Six T-shirts, a pair of shorts and a cap seem like a good enough packing list for any tropical trip. Biscuits, chips and a book complete the checklist. Predictably, I haven’t read a word since I arrived. Among my travel companions is a nature enthusiast, whose 600mm camera lens is matched by an equally advanced appreciation of the wilderness. Then there’s the other friend who is in possession of the most incredible outdoors skill I’ve ever encountered: she can sleep during the most exciting safari, nonchalantly uttering the words, “Wake me up when the tiger comes” between naps.
Not all pugmarks lead to tigers, but in the jungle, there’s treasure everywhere
Our first safari in Tadoba yielded assorted delights. A magnificent sambar greeted our arrival in the forest, a harbinger for the barking deer, nilgai, chowsingha that were to come. The four-hour and four-wheel drive was filled with sudden sightings, bumpy terrain and soothing stretches. At one point, we spotted the only other car in the jungle stuck in a muddy stretch. An army of know-it-all tourists yelled instructions (seemingly borrowed from a Harrison Ford movie) to the harrowed driver: “Just make a rope out of the aerial roots of the banyan tree and use it to pull the car out.” All this while taking selfies with the stuck vehicle.
Little Confused Suitor Owl
My limited experiences in birding have taught me a few things: handling binoculars is more complex than it sounds. I’ve lied to many a guide about catching the rare lapwing or warbler through the lenses just to preserve a modicum of dignity. Then there are the names. I find it so much easier to call a bird based on what (I think) it looks and acts like. Just today, I spotted the Little Confused Suitor Owl looking to get it on with his mate but breaking into yawns because it was still daytime. Then there was the flock of Pink-legged Show-offy Storks sharing the pond with a Nondescript Ibis.

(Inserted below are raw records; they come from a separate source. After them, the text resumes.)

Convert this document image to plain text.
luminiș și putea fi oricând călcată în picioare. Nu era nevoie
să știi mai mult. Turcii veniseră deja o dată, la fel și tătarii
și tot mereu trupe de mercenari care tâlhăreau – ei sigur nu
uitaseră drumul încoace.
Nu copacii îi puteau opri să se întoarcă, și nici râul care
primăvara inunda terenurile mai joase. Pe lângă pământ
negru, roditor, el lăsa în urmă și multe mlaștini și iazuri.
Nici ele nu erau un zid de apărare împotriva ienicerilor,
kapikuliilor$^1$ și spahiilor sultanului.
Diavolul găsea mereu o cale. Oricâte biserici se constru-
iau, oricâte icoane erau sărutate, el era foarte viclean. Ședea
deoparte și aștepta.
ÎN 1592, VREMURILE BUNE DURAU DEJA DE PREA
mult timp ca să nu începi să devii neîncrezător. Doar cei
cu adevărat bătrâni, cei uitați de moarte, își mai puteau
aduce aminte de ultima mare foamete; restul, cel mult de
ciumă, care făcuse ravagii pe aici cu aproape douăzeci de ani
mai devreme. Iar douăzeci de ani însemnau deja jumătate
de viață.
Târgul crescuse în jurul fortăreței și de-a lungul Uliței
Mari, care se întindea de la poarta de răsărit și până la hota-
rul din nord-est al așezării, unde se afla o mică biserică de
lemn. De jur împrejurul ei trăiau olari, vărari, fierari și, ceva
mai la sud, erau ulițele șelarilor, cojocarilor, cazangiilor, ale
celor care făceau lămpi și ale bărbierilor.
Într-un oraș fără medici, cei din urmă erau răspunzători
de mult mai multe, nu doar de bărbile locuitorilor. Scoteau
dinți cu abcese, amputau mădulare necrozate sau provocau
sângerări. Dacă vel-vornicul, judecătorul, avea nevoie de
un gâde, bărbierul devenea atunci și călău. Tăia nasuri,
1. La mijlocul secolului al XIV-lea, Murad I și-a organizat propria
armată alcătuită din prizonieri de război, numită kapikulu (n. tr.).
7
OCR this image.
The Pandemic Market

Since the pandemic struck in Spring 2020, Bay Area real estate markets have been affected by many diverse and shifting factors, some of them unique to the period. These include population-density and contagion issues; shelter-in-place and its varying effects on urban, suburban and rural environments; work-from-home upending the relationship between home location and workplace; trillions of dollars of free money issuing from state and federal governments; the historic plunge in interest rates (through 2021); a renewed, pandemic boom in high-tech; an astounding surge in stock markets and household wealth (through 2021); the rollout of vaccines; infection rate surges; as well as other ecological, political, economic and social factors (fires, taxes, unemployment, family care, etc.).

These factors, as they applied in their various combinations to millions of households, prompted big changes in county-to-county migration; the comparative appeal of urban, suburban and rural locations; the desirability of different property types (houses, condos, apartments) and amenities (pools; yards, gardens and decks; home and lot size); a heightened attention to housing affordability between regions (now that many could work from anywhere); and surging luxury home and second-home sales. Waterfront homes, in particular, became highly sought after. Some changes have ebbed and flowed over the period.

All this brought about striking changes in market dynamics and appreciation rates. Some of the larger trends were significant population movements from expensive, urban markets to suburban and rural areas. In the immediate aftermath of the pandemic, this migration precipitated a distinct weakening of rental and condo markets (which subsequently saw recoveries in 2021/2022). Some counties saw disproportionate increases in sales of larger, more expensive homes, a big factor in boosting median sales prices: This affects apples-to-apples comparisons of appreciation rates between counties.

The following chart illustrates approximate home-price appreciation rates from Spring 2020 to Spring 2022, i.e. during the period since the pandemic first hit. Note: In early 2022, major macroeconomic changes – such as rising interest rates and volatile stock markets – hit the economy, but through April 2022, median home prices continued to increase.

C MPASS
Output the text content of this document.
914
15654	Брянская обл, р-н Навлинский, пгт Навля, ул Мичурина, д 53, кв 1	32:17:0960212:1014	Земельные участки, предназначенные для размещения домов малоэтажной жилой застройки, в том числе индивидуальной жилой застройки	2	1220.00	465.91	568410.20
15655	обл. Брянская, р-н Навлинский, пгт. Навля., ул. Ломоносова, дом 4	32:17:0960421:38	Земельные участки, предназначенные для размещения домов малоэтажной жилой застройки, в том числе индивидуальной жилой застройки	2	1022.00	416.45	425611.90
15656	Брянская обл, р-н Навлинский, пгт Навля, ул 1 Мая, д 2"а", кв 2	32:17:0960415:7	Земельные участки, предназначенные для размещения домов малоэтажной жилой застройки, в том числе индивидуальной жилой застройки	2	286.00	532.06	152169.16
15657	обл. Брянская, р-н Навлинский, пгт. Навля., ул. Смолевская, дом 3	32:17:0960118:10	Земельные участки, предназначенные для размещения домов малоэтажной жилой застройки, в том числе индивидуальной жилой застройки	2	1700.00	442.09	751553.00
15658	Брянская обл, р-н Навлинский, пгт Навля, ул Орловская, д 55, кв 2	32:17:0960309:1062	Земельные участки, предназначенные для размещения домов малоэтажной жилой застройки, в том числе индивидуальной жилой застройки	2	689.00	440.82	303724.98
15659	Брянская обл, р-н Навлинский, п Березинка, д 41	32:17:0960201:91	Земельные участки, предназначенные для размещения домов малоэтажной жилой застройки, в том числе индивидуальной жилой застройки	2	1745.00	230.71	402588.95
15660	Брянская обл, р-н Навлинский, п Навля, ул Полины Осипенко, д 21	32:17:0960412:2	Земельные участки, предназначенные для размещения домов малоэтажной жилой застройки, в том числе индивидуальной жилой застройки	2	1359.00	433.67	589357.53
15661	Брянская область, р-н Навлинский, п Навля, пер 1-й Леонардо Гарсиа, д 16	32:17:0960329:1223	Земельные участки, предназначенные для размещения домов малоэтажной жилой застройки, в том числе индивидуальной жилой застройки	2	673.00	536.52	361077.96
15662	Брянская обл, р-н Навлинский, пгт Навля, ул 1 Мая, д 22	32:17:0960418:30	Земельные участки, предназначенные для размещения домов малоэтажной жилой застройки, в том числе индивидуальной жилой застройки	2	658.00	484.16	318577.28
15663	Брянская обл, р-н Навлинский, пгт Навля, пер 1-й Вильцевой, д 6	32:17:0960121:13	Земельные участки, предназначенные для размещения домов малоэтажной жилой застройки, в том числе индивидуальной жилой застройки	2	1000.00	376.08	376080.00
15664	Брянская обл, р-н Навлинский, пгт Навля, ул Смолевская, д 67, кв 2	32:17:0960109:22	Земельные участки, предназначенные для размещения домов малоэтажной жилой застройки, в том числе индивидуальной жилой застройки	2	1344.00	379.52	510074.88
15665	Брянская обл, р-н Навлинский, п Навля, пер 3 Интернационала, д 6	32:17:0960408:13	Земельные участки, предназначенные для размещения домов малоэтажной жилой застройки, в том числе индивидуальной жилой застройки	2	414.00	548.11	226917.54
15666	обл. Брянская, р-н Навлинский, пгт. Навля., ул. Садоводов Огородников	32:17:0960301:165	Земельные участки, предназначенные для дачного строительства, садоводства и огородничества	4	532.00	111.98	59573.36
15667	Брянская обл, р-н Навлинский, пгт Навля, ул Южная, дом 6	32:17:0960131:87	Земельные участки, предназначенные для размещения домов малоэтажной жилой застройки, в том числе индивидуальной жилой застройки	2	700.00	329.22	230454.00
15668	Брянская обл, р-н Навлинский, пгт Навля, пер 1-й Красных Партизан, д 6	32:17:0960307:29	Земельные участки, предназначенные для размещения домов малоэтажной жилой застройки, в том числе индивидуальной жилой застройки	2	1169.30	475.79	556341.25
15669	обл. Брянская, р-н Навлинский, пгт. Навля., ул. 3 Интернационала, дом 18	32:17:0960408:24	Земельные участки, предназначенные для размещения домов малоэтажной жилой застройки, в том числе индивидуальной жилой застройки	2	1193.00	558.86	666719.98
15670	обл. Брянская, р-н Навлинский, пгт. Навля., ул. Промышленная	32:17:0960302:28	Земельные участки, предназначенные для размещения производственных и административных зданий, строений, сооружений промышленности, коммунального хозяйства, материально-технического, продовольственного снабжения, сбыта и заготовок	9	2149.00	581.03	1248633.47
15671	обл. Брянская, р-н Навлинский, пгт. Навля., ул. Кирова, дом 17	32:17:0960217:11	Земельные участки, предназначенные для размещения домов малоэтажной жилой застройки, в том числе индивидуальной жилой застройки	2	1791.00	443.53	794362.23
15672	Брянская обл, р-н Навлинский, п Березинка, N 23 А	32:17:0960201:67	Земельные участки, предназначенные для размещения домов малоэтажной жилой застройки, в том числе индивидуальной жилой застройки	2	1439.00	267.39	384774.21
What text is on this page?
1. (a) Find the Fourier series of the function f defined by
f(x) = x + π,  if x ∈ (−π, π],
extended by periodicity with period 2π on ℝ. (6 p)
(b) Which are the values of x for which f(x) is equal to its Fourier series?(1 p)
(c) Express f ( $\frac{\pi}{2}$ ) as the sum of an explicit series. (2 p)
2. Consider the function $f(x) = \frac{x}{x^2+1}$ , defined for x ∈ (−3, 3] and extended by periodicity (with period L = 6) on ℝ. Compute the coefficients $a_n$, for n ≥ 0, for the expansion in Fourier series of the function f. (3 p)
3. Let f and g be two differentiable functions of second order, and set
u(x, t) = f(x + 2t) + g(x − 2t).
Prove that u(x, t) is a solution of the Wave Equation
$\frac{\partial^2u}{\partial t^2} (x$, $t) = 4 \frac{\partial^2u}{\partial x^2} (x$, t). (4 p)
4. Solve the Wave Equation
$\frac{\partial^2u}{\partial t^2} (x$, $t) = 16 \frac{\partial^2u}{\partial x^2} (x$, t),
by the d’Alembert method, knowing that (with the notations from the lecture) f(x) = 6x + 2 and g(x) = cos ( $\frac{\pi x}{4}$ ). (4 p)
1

Any naturalist worth her feathers would throw a basic ornithology guide on my head hearing these blasphemies. Which is why I try and keep my field trips strictly limited to all-forgiving groups who have infinite patience with my ignorance-concealing tactics. Oh, I think I just spotted a Wayward Hungover Kingfisher over the Monet pond under a Turner sky.
So what brings me, a city slicker with an urban bladder, into the heart of a dense jungle, where you need to wake up at four in the morning if you have any chance of catching an early bird or beast? For a relaxing activity, it’s quite hectic, I’ll admit. You spend the days bleary-eyed and short nights in restless anticipation. You spend hours dreaming of tigers but end up spotting a family of langurs or herd of spotted deer. It can be punishing, this quest. All the flight and hotel bookings, long days, short nights.
But it’s precisely this not knowing that’s the magic of the jungle. You go deep into tiger territory and encounter a dancing peacock instead. Or set your sights on a rhino and find in front of you a stunning, gnarled tree trunk, leaving both your inner David Attenborough and Enid Blyton in wonderment. Not all pugmarks lead to tigers, but in the jungle, there’s treasure everywhere.
PS: Just spotted Matkasur, the tiger; Chhoti Tara, the tigress; and two of their male cubs. There are no metaphors to describe the sight. Thank you, Jungle.